Haus aus Strohballen
Auf der anderen Seite des Dorfplatzes entsteht gerade ein neues Gebäude für Gäste. Leichte Reggaeklänge strömen uns entgegen. "Das sind unsere Reggeabauarbeiter", lacht Duhme und grüßt zwei junge Männer mit langen Dreadlocks. Die Bauarbeiter errichten ein neues Strohballenhaus. Es ist aufgebaut wie ein Fachwerkhaus, aber die Zwischenräume im Holzständerwerk werden nicht mit Ziegeln ausgefüllt, sondern mit gepresstem Stroh. Zugegeben, ich habe das noch nie gesehen, aber an den fertigen, mit Lehm und zum Teil Kalk verputzten Häusern wäre es mir kaum aufgefallen.
"Stroh ist ein sehr nachhaltiger Baustoff, wir können es quasi vom Nachbarn holen. Unser Ziel ist es, möglichst viele ökologische Produkte zu benutzen, damit man die Häuser im Idealfall in 100 Jahren wieder abreißen und liegen lassen kann, weil es die Umwelt nicht belastet", erzählt Jonas Duhme begeistert. Alle neuen Häuser im Dorf werden in der Strohballenbauweise errichtet. So auch das Meditationshaus. Es riecht etwas erdig, die durch den Lehm in sanften Formen verputzten Wände strahlen Wärme aus. Ich kann mir gut vorstellen, in so einem Haus sehr friedlich zu schlafen.
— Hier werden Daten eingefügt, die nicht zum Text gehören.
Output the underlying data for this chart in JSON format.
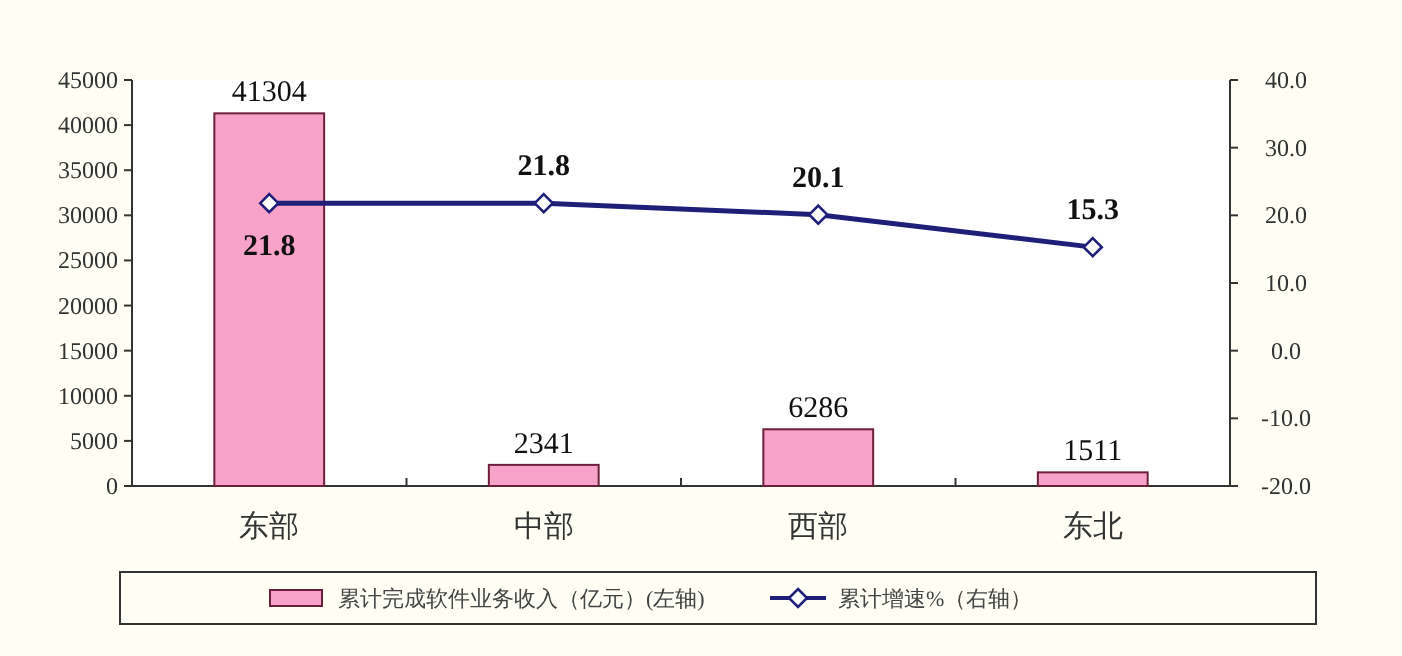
{
  "chart_data": {
    "type": "bar",
    "categories": [
      "东部",
      "中部",
      "西部",
      "东北"
    ],
    "series": [
      {
        "name": "累计完成软件业务收入（亿元）(左轴)",
        "color": "#f7a3c9",
        "values": [
          41304,
          2341,
          6286,
          1511
        ]
      },
      {
        "name": "累计增速%（右轴）",
        "type": "line",
        "axis": "y2",
        "color": "#1f1f7a",
        "marker": "diamond",
        "values": [
          21.8,
          21.8,
          20.1,
          15.3
        ]
      }
    ],
    "ylim": [
      0,
      45000
    ],
    "yticks": [
      0,
      5000,
      10000,
      15000,
      20000,
      25000,
      30000,
      35000,
      40000,
      45000
    ],
    "y2lim": [
      -20,
      40
    ],
    "y2ticks": [
      {
        "value": -20,
        "label": "-20.0"
      },
      {
        "value": -10,
        "label": "-10.0"
      },
      {
        "value": 0,
        "label": "0.0"
      },
      {
        "value": 10,
        "label": "10.0"
      },
      {
        "value": 20,
        "label": "20.0"
      },
      {
        "value": 30,
        "label": "30.0"
      },
      {
        "value": 40,
        "label": "40.0"
      }
    ],
    "data_labels": true,
    "legend": "bottom",
    "grid": false
  }
}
Miteinander reden und gemeinsame Lösungen finden
Trotz der Ruhe, die das Ökodorf ausstrahlt, kommt es auch hier zu Auseinandersetzungen. "Als ich hierhergekommen bin, dachte ich, ich habe endlich einen Ort gefunden, an dem alle gleich denken. Jetzt habe ich gelernt, dass zwar das Ziel sehr ähnlich ist, der Weg dahin aber sehr unterschiedlich aussehen kann", beschreibt Duhme das Gemeinschaftsleben. Doch die Dorfgemeinschaft habe gelernt, miteinander zu reden, unterschiedliche Ansichten zu tolerieren und gemeinsam Lösungen zu finden.
"Am Anfang waren wir der Meinung, dass wir Entscheidungen nur im Konsens treffen können. Das streben wir immer noch an, aber heute reicht uns eine zwei drittel Mehrheit aus, um etwas umzusetzen", fügt Stützel hinzu. Das Konzept scheint aufzugehen. Auf meinem Weg durchs Dorf wirken die meisten Bewohner sehr ausgeglichen. Beim Verlassen des Dorfes fühle ich in meiner ersten Wahrnehmung bestätigt: Hier ist die Welt etwas besser als in den großen Städten.